AerOasis S.A.
- Founded: March 2006
- Ceased operations: c. 2011
- Hubs: El Dorado International Airport
- Focus cities: Alfonso Bonilla Aragón International Airport; Gustavo Rojas Pinilla International Airport; José María Córdova International Airport;
- Parent company: Corso y Cia.
- Headquarters: Bogotá, Colombia
- Key people: Nicolás Cortazar (CEO)
- Employees: ~150 (2011)
- Website: www.aeroasis.com

= Aeroasis =

Passenger and cargo airline based at El Dorado Airport

AerOasis was a startup airline based in El Dorado International Airport.

==History==
The airline was established in March 2006 by the Cortazar Family, and had initially planned to begin operations in November 2007 with five Boeing 737-300 aircraft. Reportedly, Spirit Airlines was interested in purchasing the airline, but plans fell through.

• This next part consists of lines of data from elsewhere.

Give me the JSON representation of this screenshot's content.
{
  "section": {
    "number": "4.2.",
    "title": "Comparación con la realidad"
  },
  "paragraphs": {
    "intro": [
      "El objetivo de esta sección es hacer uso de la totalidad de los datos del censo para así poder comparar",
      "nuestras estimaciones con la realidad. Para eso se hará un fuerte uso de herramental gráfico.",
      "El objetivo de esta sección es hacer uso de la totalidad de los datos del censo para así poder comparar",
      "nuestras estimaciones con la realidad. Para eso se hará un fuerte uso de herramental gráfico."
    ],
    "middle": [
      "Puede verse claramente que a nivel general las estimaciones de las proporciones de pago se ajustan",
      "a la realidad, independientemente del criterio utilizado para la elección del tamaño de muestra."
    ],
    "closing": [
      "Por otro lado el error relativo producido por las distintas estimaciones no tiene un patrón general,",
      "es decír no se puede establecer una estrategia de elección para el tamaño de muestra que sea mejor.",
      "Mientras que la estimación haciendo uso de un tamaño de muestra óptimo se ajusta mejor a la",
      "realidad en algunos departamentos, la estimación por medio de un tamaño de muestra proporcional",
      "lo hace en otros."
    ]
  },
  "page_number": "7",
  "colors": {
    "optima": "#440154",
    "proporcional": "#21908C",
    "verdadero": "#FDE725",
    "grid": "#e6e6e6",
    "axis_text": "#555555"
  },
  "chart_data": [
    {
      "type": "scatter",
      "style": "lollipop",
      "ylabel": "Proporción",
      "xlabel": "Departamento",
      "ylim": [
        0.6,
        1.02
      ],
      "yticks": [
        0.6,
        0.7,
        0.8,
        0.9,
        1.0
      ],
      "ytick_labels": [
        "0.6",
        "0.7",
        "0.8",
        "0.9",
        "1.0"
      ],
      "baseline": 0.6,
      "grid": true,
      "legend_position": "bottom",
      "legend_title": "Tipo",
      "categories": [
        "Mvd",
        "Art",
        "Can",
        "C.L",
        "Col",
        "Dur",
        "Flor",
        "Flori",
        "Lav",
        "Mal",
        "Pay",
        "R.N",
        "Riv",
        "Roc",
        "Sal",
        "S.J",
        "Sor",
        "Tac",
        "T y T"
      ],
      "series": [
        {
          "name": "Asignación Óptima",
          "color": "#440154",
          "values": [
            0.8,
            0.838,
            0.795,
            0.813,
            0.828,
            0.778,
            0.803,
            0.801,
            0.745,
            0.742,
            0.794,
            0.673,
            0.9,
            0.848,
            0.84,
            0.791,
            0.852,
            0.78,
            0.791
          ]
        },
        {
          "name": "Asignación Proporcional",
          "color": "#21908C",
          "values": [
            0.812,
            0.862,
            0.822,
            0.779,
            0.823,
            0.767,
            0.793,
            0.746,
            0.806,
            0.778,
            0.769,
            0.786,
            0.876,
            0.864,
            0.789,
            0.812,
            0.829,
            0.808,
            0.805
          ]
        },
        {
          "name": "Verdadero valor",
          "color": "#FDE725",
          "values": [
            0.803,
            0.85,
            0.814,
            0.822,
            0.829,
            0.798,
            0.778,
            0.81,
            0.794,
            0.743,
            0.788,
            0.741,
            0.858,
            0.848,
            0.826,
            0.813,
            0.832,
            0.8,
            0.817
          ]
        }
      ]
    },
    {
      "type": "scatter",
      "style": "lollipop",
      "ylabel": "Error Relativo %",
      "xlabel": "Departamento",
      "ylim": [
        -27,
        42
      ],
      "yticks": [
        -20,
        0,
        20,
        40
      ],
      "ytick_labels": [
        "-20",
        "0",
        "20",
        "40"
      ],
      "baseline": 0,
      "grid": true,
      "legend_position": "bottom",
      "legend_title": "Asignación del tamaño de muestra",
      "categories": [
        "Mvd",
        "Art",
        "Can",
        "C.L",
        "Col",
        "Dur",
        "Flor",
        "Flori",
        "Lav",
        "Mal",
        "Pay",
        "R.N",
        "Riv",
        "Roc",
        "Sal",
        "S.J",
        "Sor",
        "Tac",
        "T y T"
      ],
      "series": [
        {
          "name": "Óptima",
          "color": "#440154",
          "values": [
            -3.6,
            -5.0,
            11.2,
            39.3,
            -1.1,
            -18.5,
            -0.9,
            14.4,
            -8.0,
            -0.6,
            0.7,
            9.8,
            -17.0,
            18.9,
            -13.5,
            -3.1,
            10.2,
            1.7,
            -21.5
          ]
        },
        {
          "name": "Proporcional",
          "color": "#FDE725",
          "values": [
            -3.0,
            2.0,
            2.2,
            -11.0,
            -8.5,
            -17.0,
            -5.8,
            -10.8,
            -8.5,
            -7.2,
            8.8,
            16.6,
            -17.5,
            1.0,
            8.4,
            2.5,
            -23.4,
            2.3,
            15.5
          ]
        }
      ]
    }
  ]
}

It had announced a partnership with LAN Airlines in May 2010, who intended to expand into Colombia and would provide technical support for the airline. AerOasis was set to start operations by February 2011 with a fleet of three Airbus A320 aircraft, and would become a subsidiary of LAN Airlines if purchased. However, after LAN acquired the Colombian airline AIRES in November 2010, LAN changed plans and decided to stop its plans for AerOasis by the next year, despite almost obtaining an operating certificate.